Moscow then began diminishing its supplies through existing lines, first choking off flows through overland pipelines, as President Vladimir V. Putin appeared to calculate that Russia could absorb the resulting economic pain longer than Europe could. Over the summer, Nord Stream 1 operated at a fraction of its capacity, and the flow halted in late August. The escalation has sent the price of gas soaring and forced leaders to call on businesses and citizens to reduce consumption or face rationing in the winter.
Reflecting the market’s sensitivity to threats, perceived or real, natural gas prices in Europe spiked on news of the leaks, with the benchmark Dutch contract jumping almost 20 percent on Tuesday to 208 euros ($199) per megawatt-hour, compared with about €39 a year earlier. Gas prices, which have been volatile since the war began, peaked at nearly €350 in August but had been falling in recent weeks.
“This has all the hallmarks of a ‘burning down the house’ energy warfare strategy,” Helima Croft, head of commodities at RBC Capital Markets, said of the likely attacks. “Russia was never going to let the West have an easy energy detox, but these acts of sabotage portend a new dangerous, asymmetric phase in the Kremlin campaign to raise the economic stakes for its adversaries.”
The 27 European Union member countries agreed in July to cut natural gas use by 15 percent through the spring, and have arranged alternative supplies, allowing them to build up their stockpiles. The governments in Denmark and Germany both said on Tuesday that the leaks would not affect natural gas supplies in their countries.
It would be no simple matter to inflict damage on both of the Nord Streams, each of which is actually two pipelines. Lying more than 300 feet below the surface in places, the steel pipes are coated in concrete, designed to withstand the pressures at such depths, as well as changes in internal pressure on the 760-mile journey from Russia to Germany. They were subject to numerous stress tests and certification before being laid on the sea floor.

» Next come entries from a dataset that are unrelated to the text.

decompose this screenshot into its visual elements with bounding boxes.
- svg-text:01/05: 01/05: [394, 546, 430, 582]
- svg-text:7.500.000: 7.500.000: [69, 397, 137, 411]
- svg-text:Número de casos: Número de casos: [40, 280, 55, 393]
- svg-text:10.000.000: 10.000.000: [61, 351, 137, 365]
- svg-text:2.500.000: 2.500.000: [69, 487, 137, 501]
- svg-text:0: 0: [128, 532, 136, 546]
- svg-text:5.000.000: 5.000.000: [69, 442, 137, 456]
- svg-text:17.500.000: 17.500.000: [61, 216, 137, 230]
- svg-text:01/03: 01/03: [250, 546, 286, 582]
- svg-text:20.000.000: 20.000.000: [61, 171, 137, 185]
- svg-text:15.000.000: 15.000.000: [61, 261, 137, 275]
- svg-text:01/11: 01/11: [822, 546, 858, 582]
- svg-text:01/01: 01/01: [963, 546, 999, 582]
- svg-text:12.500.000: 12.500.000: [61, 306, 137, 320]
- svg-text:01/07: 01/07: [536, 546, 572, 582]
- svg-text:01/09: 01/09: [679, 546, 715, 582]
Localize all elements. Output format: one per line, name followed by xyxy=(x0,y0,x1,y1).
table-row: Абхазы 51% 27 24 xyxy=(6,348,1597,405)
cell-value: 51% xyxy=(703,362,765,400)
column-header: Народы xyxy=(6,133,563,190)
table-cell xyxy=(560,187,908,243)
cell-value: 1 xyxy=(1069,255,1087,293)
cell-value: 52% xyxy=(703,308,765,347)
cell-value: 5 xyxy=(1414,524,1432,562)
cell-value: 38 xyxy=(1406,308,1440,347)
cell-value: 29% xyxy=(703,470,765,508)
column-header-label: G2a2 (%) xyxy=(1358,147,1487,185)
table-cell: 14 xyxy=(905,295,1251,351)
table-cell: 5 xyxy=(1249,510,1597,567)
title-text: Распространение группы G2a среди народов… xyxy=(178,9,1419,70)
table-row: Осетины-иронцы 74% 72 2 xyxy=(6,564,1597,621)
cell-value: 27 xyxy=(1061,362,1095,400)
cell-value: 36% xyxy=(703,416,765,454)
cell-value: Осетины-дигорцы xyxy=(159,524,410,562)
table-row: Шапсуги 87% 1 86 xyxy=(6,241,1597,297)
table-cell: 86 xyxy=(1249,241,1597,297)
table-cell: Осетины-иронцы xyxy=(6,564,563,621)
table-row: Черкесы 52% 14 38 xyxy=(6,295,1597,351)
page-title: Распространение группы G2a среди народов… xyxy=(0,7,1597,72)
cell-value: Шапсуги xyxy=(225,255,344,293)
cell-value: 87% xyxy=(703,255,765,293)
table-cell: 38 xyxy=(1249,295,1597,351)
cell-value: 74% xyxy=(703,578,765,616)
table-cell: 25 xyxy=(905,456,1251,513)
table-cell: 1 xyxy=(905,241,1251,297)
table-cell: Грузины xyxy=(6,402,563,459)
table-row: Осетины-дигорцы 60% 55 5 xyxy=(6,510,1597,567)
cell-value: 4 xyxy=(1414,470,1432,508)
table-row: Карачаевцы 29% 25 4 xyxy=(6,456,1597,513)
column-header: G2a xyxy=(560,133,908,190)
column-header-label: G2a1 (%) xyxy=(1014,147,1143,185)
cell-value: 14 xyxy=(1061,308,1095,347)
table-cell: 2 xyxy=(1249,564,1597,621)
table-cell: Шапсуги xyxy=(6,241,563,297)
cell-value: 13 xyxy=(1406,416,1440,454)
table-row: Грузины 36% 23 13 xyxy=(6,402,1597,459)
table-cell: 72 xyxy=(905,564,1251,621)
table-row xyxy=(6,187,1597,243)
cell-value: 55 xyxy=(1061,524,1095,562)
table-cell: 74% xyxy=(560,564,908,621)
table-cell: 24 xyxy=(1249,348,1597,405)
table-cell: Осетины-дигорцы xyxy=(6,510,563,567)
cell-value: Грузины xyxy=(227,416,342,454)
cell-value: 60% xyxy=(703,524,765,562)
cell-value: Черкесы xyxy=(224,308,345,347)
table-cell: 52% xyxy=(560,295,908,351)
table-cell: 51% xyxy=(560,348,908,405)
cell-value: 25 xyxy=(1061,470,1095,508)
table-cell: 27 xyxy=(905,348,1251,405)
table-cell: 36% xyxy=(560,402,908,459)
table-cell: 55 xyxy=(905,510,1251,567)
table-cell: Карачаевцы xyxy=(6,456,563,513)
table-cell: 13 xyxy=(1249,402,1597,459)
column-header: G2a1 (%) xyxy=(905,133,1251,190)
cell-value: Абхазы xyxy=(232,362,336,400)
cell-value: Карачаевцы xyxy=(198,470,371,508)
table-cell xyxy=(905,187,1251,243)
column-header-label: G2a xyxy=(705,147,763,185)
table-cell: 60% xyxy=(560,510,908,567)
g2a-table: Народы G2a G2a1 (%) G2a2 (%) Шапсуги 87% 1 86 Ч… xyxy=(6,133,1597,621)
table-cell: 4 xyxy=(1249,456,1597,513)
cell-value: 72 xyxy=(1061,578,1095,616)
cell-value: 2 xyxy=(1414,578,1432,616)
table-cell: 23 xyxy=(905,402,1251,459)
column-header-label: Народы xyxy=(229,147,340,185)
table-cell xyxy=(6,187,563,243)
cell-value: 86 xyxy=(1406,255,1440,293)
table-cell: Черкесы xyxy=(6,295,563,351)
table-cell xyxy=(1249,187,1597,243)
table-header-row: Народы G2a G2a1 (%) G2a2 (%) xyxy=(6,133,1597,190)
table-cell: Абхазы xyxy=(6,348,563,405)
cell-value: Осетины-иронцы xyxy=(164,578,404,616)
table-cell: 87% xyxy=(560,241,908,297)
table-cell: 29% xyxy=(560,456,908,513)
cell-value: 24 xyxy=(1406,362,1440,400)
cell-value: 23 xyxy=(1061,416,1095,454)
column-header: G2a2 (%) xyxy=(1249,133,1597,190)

Swedish scientists said on Tuesday they had recorded two separate large underwater explosions, several hours apart on Monday, near the Danish island of Bornholm, that registered 1.8 and 2.3 on the magnitude scale used to measure earthquakes. They resembled explosions carried out by the Swedish Navy, said Björn Lund, associate professor of seismology at the Swedish National Seismic Network.
“It’s very clear that these were not earthquakes,” Mr. Lund said in a phone interview on Tuesday.
Operators of each of the two systems, independently of each other, soon after reported drops in pressure within the pipelines.